Alan Roura und Simon Koster belegten nach einem nervenaufreibenden Rennen den 17. Platz, machten aber auf dem Anfang Jahr gemeinsam beschrittenen Weg weitere Fortschritte. Sie waren sich im Klaren, dass eine schwierige Aufgabe auf sie wartet. «Wir wussten, dass es erneut sehr kompliziert werden würde, an einer so kurzen Regatta, die zur Hälfte aus Amwindkursen besteht, gut abzuschneiden», bestätigt Alan. «Simon und ich wissen, dass wir bei Gegenwind am Limit segeln, mehr geht einfach nicht. Also zermartern wir uns nicht mehr den Kopf, sondern beissen die Zähne zusammen und lassen die Pferde los, sobald wir können.» Mit C-Foils am Wind zu segeln ist unmöglich und genau hier hapert es beim Duo Roura-Hublot. Da kann auch Simon Koster nichts ausrichten.
Obwohl die von Alex Thomsons Team einzig für die Vendée Globe entworfene IMOCA bei Wind von vorne unbestritten ein grosses Handicap hat, hält Roura an den C-Foils fest. Man hat ihn schon oft gefragt, ob er sie nicht anpassen wolle. Seine Antwort ist immer die gleiche: «Die Foils zu ändern würde bedeuten, dass man auch die Foilschächte und ihre Position ändern müsste. Das würde mehr als eine Million Euro kosten, was völlig überrissen und für uns nicht tragbar wäre.» Ausserdem würde es nicht der Philosophie des Bootes entsprechen, betont er. «Es wurde so gebaut und wir wussten das, als wir es gekauft haben.
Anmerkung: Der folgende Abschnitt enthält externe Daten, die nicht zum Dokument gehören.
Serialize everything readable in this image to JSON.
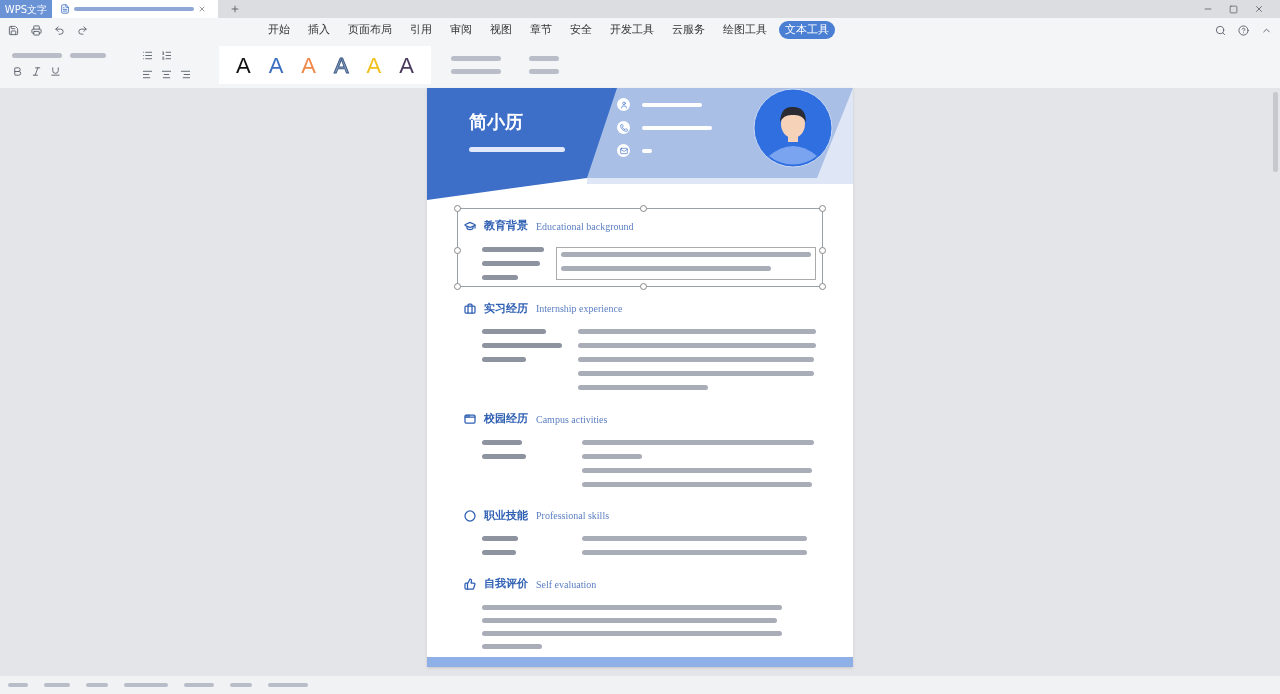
{
  "app_tab": {
    "label": "WPS文字"
  },
  "ribbon_tabs": [
    {
      "label": "开始",
      "selected": false
    },
    {
      "label": "插入",
      "selected": false
    },
    {
      "label": "页面布局",
      "selected": false
    },
    {
      "label": "引用",
      "selected": false
    },
    {
      "label": "审阅",
      "selected": false
    },
    {
      "label": "视图",
      "selected": false
    },
    {
      "label": "章节",
      "selected": false
    },
    {
      "label": "安全",
      "selected": false
    },
    {
      "label": "开发工具",
      "selected": false
    },
    {
      "label": "云服务",
      "selected": false
    },
    {
      "label": "绘图工具",
      "selected": false
    },
    {
      "label": "文本工具",
      "selected": true
    }
  ],
  "text_styles": [
    {
      "label": "A",
      "kind": "solid",
      "color": "#111111"
    },
    {
      "label": "A",
      "kind": "solid",
      "color": "#3a6fc0"
    },
    {
      "label": "A",
      "kind": "solid",
      "color": "#f0884a"
    },
    {
      "label": "A",
      "kind": "outline",
      "color": "#8fa6c8"
    },
    {
      "label": "A",
      "kind": "solid",
      "color": "#f2c01c"
    },
    {
      "label": "A",
      "kind": "solid",
      "color": "#4a3a5e"
    }
  ],
  "resume": {
    "name": "简小历",
    "sections": [
      {
        "kind": "education",
        "title": "教育背景",
        "subtitle": "Educational background",
        "selected": true
      },
      {
        "kind": "internship",
        "title": "实习经历",
        "subtitle": "Internship experience",
        "selected": false
      },
      {
        "kind": "campus",
        "title": "校园经历",
        "subtitle": "Campus activities",
        "selected": false
      },
      {
        "kind": "skills",
        "title": "职业技能",
        "subtitle": "Professional skills",
        "selected": false
      },
      {
        "kind": "self",
        "title": "自我评价",
        "subtitle": "Self evaluation",
        "selected": false
      }
    ]
  }
}
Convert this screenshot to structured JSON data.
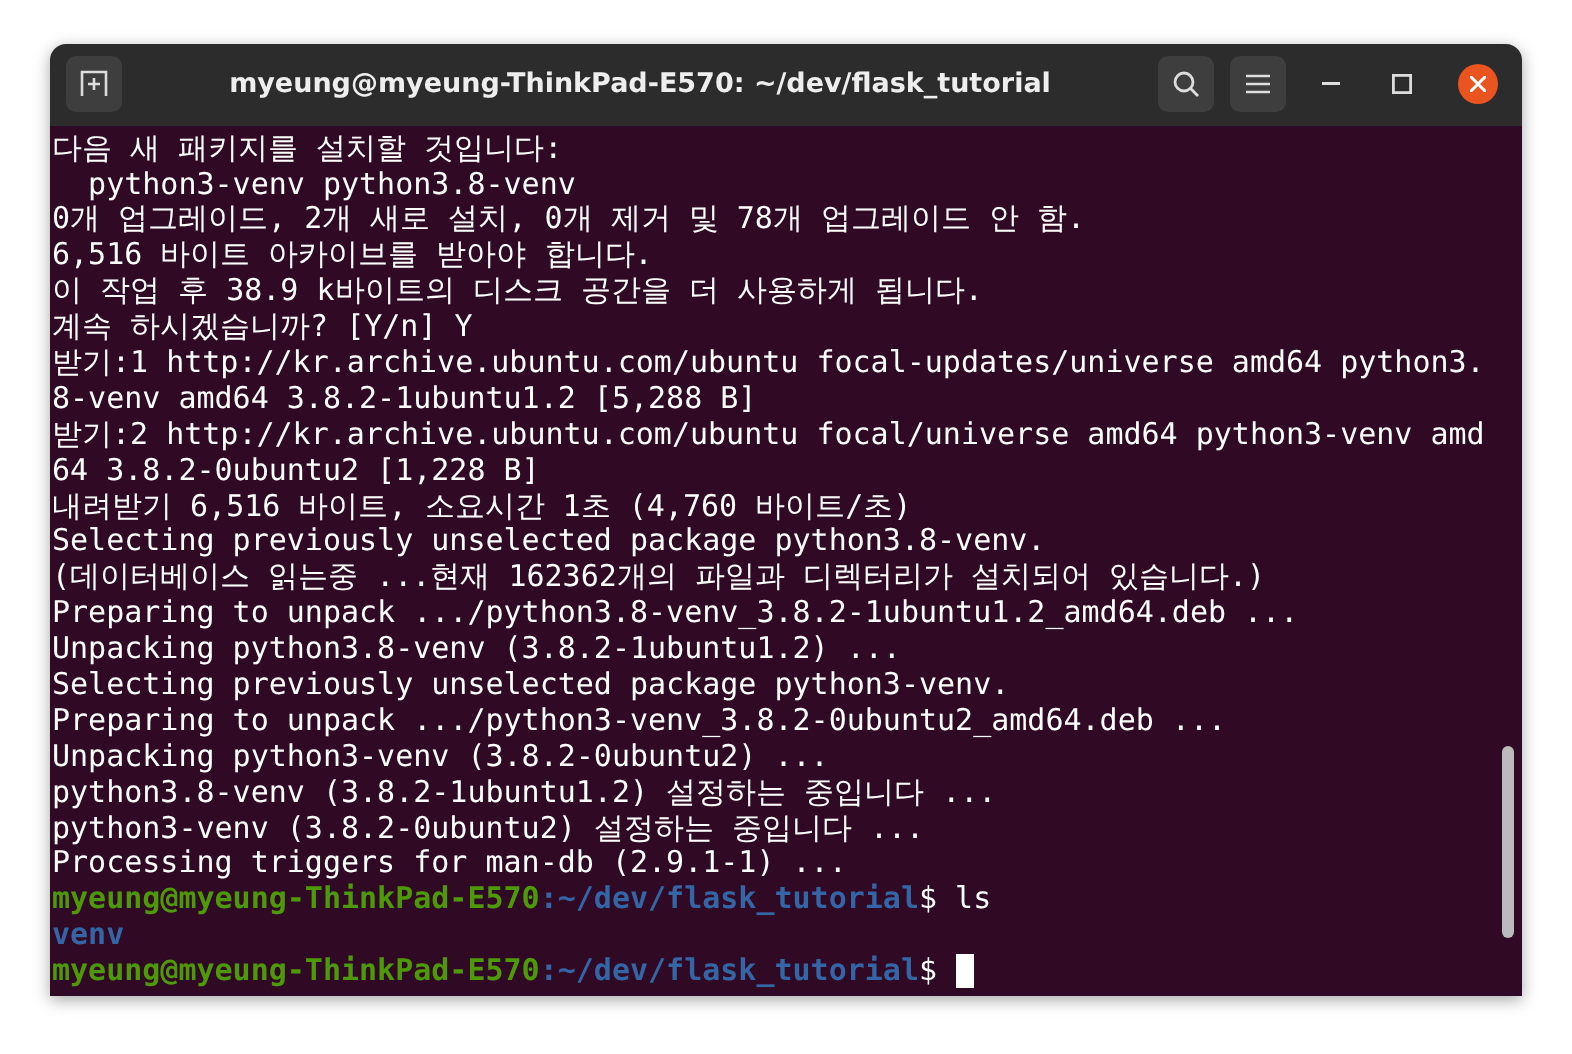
{
  "window": {
    "title": "myeung@myeung-ThinkPad-E570: ~/dev/flask_tutorial"
  },
  "terminal": {
    "lines": [
      {
        "kind": "output",
        "text": "다음 새 패키지를 설치할 것입니다:"
      },
      {
        "kind": "output",
        "text": "  python3-venv python3.8-venv"
      },
      {
        "kind": "output",
        "text": "0개 업그레이드, 2개 새로 설치, 0개 제거 및 78개 업그레이드 안 함."
      },
      {
        "kind": "output",
        "text": "6,516 바이트 아카이브를 받아야 합니다."
      },
      {
        "kind": "output",
        "text": "이 작업 후 38.9 k바이트의 디스크 공간을 더 사용하게 됩니다."
      },
      {
        "kind": "output",
        "text": "계속 하시겠습니까? [Y/n] Y"
      },
      {
        "kind": "output",
        "text": "받기:1 http://kr.archive.ubuntu.com/ubuntu focal-updates/universe amd64 python3."
      },
      {
        "kind": "output",
        "text": "8-venv amd64 3.8.2-1ubuntu1.2 [5,288 B]"
      },
      {
        "kind": "output",
        "text": "받기:2 http://kr.archive.ubuntu.com/ubuntu focal/universe amd64 python3-venv amd"
      },
      {
        "kind": "output",
        "text": "64 3.8.2-0ubuntu2 [1,228 B]"
      },
      {
        "kind": "output",
        "text": "내려받기 6,516 바이트, 소요시간 1초 (4,760 바이트/초)"
      },
      {
        "kind": "output",
        "text": "Selecting previously unselected package python3.8-venv."
      },
      {
        "kind": "output",
        "text": "(데이터베이스 읽는중 ...현재 162362개의 파일과 디렉터리가 설치되어 있습니다.)"
      },
      {
        "kind": "output",
        "text": "Preparing to unpack .../python3.8-venv_3.8.2-1ubuntu1.2_amd64.deb ..."
      },
      {
        "kind": "output",
        "text": "Unpacking python3.8-venv (3.8.2-1ubuntu1.2) ..."
      },
      {
        "kind": "output",
        "text": "Selecting previously unselected package python3-venv."
      },
      {
        "kind": "output",
        "text": "Preparing to unpack .../python3-venv_3.8.2-0ubuntu2_amd64.deb ..."
      },
      {
        "kind": "output",
        "text": "Unpacking python3-venv (3.8.2-0ubuntu2) ..."
      },
      {
        "kind": "output",
        "text": "python3.8-venv (3.8.2-1ubuntu1.2) 설정하는 중입니다 ..."
      },
      {
        "kind": "output",
        "text": "python3-venv (3.8.2-0ubuntu2) 설정하는 중입니다 ..."
      },
      {
        "kind": "output",
        "text": "Processing triggers for man-db (2.9.1-1) ..."
      },
      {
        "kind": "prompt",
        "user": "myeung@myeung-ThinkPad-E570",
        "path": ":~/dev/flask_tutorial",
        "sign": "$",
        "command": " ls",
        "cursor": false
      },
      {
        "kind": "dir",
        "text": "venv"
      },
      {
        "kind": "prompt",
        "user": "myeung@myeung-ThinkPad-E570",
        "path": ":~/dev/flask_tutorial",
        "sign": "$",
        "cursor": true
      }
    ]
  }
}
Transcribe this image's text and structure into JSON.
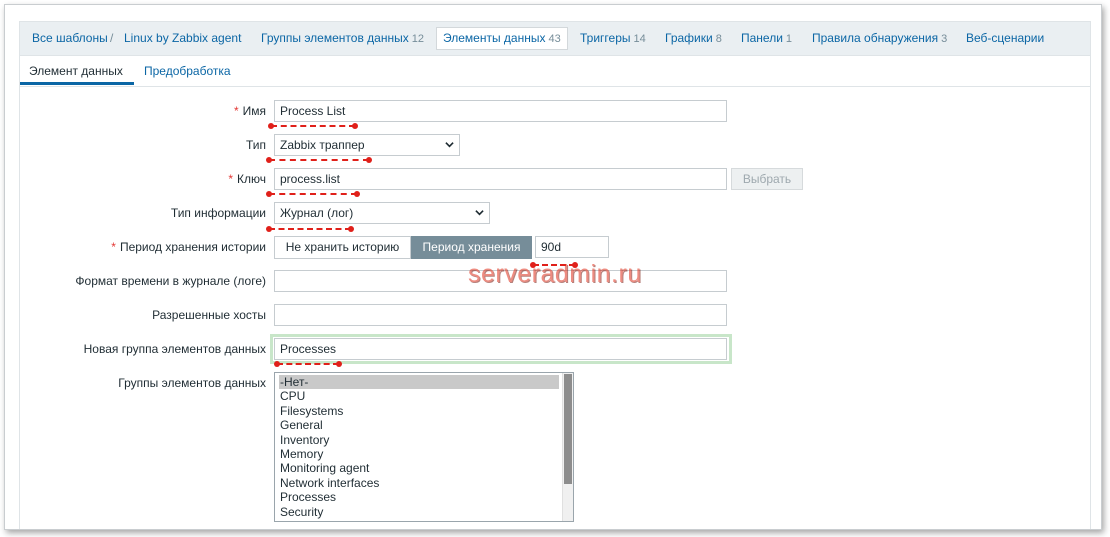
{
  "nav": {
    "all_templates": "Все шаблоны",
    "separator": "/",
    "template": "Linux by Zabbix agent",
    "item_groups": {
      "label": "Группы элементов данных",
      "count": "12"
    },
    "items": {
      "label": "Элементы данных",
      "count": "43"
    },
    "triggers": {
      "label": "Триггеры",
      "count": "14"
    },
    "graphs": {
      "label": "Графики",
      "count": "8"
    },
    "dashboards": {
      "label": "Панели",
      "count": "1"
    },
    "discovery": {
      "label": "Правила обнаружения",
      "count": "3"
    },
    "web": {
      "label": "Веб-сценарии"
    }
  },
  "subtabs": {
    "item": "Элемент данных",
    "preprocessing": "Предобработка"
  },
  "form": {
    "required_mark": "*",
    "name": {
      "label": "Имя",
      "value": "Process List"
    },
    "type": {
      "label": "Тип",
      "value": "Zabbix траппер"
    },
    "key": {
      "label": "Ключ",
      "value": "process.list",
      "select_button": "Выбрать"
    },
    "info_type": {
      "label": "Тип информации",
      "value": "Журнал (лог)"
    },
    "history": {
      "label": "Период хранения истории",
      "option_off": "Не хранить историю",
      "option_on": "Период хранения",
      "value": "90d"
    },
    "log_time_format": {
      "label": "Формат времени в журнале (логе)",
      "value": ""
    },
    "allowed_hosts": {
      "label": "Разрешенные хосты",
      "value": ""
    },
    "new_item_group": {
      "label": "Новая группа элементов данных",
      "value": "Processes"
    },
    "item_groups": {
      "label": "Группы элементов данных",
      "options": [
        "-Нет-",
        "CPU",
        "Filesystems",
        "General",
        "Inventory",
        "Memory",
        "Monitoring agent",
        "Network interfaces",
        "Processes",
        "Security"
      ]
    }
  },
  "watermark": "serveradmin.ru",
  "colors": {
    "link": "#0b66a5",
    "annotation": "#e0201a",
    "accent_green": "#c8e6c9",
    "toggle_on": "#768d99"
  }
}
An seinem Wesen zu schrauben kommt für uns nicht in Frage.»

Elodie-Jane Mettraux auf Lazartigue

Die Riesenmultis kamen am besten mit den widrigen Bedingungen zurecht. François Gabart, Tom Laperche, Elodie-Jane Mettraux und die drei anderen Besatzungsmitglieder auf dem 32-MeterUltim SVR Lazartigue holten sich nicht nur den Sieg, sondern stellten mit 1 Tag, 8 Stunden, 38 Minuten und 27 Sekunden auch gleich einen neuen Streckenrekord auf. Ganz so problemlos verlief das Rennen aber auch für das Siegerteam nicht, wie Skipper François Gabart erzählt: «Die ersten Stunden des Rennens waren happig, der Wind kam von vorne und blies mit einer unglaublichen Wucht. Ich machte mir Sorgen um das Boot. Auf der Rückfahrt vom Fastnet-Felsen nach Cherbourg konnten wir vor dem Wind aber fast immer foilen. Wir haben die Banque Populaire praktisch nie aus den Augen verloren und wussten dank AIS stets, wie gut sie vorwärtskam. Das hat uns sehr unter Druck gesetzt.» Nur 58 Minuten und 16 Sekunden nach Gabarts Zieleinfahrt kreuzte Armel le Cléac’h auf Banque Populaire X die Linie. Auf der Hinfahrt hatten sich die beiden Ultims auf Höhe des Verkehrstrennungsgebiets Les Casquets getrennt. Direkt neben der Halbinsel Cotentin, wo die Trimarane wendeten, verletzte sich Le Cléac’h am Kopf, als die Scheibe vor dem Steuerstand von einer Welle zerschlagen wurde.

Ein Schweizer Boot gewinnt nach berechneter Zeit

Nach berechneter Zeit ging der Sieg dieser Jubiläumsausgabe an ein Boot unter Schweizer Flagge. Die Botin 52 Caro des deutschen Geschäftsmanns Max Klink aus Luzern, der mit einer überwiegend englischsprachigen Besatzung segelte, fuhr mit seinem 50-Fuss-Einrumpfboot in 3 Tagen, 19 Stunden, 22 Minuten und 29 Sekunden auf den ersten Platz in der IRC-Overall-Kategorie.